The Public Accounts Committee has issued a damning report on the failures at DVA Northern Ireland, leading to the revelation in 2019 that the majority of state-run MOT ramps had serious structural defects and needed to be taken out of service.
The report states that DVA ‘had not projected the lifespan of crucial equipment’ and didn’t have any kind of phased replacement plan in place, a fact that the Committee found ‘deeply concerning’. The report notes that the lifts each had between 150,000-160,000 cycles on them when the defects were found, and that a lift of the same age would typically have around 22,000.
52 out of 55 lifts were found to have cracks of varying levels of seriousness, but all needed to be replaced at the cost of £1.8m. Even before the problems with the lifts came to light there were significant problems with the testing regime, with frequent strikes and poor customer service leading to waiting times for customers for months.
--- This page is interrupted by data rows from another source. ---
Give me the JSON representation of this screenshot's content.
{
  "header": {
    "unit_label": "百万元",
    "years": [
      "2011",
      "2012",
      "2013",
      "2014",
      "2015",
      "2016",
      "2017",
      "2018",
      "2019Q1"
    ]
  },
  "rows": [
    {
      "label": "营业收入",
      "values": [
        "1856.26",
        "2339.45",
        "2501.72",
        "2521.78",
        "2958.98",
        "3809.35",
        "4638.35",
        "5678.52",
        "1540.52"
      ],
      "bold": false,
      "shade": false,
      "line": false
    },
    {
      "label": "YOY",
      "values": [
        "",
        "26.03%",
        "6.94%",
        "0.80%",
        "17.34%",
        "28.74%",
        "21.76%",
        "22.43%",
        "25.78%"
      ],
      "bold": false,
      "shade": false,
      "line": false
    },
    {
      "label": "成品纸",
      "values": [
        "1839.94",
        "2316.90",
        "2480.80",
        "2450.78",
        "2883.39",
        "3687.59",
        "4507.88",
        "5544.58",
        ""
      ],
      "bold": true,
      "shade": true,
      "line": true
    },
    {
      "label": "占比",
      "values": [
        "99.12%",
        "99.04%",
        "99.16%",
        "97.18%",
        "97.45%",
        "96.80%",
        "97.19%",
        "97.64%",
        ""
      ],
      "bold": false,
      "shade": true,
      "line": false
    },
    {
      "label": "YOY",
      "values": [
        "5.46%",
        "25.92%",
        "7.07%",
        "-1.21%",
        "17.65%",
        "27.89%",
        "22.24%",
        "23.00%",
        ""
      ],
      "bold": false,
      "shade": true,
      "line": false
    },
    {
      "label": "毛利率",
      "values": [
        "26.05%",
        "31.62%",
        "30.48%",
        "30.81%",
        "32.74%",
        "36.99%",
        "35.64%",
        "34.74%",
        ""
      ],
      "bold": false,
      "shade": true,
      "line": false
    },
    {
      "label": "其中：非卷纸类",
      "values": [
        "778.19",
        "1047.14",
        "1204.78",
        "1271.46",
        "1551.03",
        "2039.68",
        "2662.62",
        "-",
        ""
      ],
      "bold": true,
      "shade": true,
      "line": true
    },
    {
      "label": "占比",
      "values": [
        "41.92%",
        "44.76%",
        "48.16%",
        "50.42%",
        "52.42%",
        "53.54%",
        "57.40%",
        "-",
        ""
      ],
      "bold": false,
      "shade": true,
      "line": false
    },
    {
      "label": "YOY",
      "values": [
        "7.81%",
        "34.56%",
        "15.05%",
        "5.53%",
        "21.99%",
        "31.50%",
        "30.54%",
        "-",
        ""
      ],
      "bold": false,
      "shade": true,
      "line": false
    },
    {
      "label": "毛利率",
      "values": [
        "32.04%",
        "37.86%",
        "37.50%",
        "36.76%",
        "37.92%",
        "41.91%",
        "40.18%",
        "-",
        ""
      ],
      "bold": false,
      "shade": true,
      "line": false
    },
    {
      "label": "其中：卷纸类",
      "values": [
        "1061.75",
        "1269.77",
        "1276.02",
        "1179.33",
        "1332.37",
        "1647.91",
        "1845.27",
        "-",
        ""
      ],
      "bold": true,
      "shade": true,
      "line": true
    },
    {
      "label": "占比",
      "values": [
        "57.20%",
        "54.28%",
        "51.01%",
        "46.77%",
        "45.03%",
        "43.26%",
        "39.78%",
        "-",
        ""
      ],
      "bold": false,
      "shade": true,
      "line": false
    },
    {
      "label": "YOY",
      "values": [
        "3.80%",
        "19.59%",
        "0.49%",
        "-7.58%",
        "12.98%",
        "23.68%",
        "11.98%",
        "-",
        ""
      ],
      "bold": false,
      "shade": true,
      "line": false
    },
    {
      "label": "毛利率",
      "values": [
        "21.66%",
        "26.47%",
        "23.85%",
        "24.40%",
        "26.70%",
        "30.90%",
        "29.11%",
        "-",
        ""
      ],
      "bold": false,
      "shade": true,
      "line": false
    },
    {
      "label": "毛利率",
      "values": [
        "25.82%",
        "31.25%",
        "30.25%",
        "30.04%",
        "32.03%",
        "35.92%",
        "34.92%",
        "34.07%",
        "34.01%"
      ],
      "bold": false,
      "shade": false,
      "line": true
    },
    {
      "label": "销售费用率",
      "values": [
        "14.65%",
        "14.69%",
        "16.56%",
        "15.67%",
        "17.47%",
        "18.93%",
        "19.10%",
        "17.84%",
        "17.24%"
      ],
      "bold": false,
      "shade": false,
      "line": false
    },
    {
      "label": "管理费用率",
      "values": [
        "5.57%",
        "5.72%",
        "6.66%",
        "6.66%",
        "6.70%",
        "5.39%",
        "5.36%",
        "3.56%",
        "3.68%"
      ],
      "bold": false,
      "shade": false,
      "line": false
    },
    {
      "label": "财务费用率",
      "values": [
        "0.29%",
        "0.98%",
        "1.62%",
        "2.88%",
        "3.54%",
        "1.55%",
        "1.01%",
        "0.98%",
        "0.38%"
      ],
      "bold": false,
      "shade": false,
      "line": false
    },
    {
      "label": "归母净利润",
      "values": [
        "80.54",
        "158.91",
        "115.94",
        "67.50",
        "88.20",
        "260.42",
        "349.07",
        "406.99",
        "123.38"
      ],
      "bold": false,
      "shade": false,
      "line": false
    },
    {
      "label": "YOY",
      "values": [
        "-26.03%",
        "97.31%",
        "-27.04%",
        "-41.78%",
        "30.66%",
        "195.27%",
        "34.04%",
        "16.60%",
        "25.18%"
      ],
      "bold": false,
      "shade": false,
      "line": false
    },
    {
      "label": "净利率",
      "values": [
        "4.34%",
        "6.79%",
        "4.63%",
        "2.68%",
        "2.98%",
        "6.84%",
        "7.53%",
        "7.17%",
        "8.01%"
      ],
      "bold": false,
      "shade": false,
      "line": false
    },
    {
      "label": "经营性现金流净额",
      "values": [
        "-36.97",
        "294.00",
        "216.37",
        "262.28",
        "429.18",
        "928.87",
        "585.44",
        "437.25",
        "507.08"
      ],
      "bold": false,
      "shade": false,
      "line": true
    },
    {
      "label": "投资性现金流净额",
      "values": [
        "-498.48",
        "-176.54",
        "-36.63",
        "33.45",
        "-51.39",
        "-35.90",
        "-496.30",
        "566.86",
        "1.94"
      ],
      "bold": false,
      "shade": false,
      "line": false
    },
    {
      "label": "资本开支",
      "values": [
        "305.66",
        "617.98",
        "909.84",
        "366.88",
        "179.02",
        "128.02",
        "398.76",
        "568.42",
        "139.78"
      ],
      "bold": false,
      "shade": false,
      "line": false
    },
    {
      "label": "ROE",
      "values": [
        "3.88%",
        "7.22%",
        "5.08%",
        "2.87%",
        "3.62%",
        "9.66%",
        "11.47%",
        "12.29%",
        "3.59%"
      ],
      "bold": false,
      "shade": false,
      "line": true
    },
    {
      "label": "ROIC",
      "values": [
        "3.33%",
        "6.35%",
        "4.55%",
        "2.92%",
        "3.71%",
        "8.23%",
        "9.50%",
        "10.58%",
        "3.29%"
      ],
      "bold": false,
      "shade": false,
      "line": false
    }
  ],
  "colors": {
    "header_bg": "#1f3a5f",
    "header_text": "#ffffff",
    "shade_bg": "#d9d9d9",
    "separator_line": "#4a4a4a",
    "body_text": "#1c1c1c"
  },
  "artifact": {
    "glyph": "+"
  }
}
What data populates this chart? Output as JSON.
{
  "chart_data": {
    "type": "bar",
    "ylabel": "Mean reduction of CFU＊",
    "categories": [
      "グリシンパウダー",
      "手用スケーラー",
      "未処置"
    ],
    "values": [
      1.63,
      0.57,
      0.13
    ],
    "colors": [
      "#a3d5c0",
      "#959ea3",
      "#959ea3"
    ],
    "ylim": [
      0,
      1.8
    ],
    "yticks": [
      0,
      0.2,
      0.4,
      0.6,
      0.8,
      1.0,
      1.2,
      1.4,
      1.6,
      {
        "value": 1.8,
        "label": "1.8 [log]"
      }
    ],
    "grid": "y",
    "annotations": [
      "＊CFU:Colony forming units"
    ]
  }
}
Test centres were shut down while replacement lifts were installed, and remained shut during the first lockdown meaning that many motorists did not have a valid MOT certificate for nearly two years.
The report also recommended that NI’s Department for Infrastructure should commission a review of the DVA and assess the effectiveness of the whole operation, including customer service.
Finally, criticism was meted out over the DVA’s handling of its lift maintenance contract with Maha, recommending that it ‘strengthens its oversight’ of the contract, and that it should ensure that any future supply and maintenance contracts have appropriate penalty clauses.
‘The Committee finds it ironic that an organisation in the business of testing the roadworthiness of vehicles was not able to ensure its own equipment was being maintained’ said the report.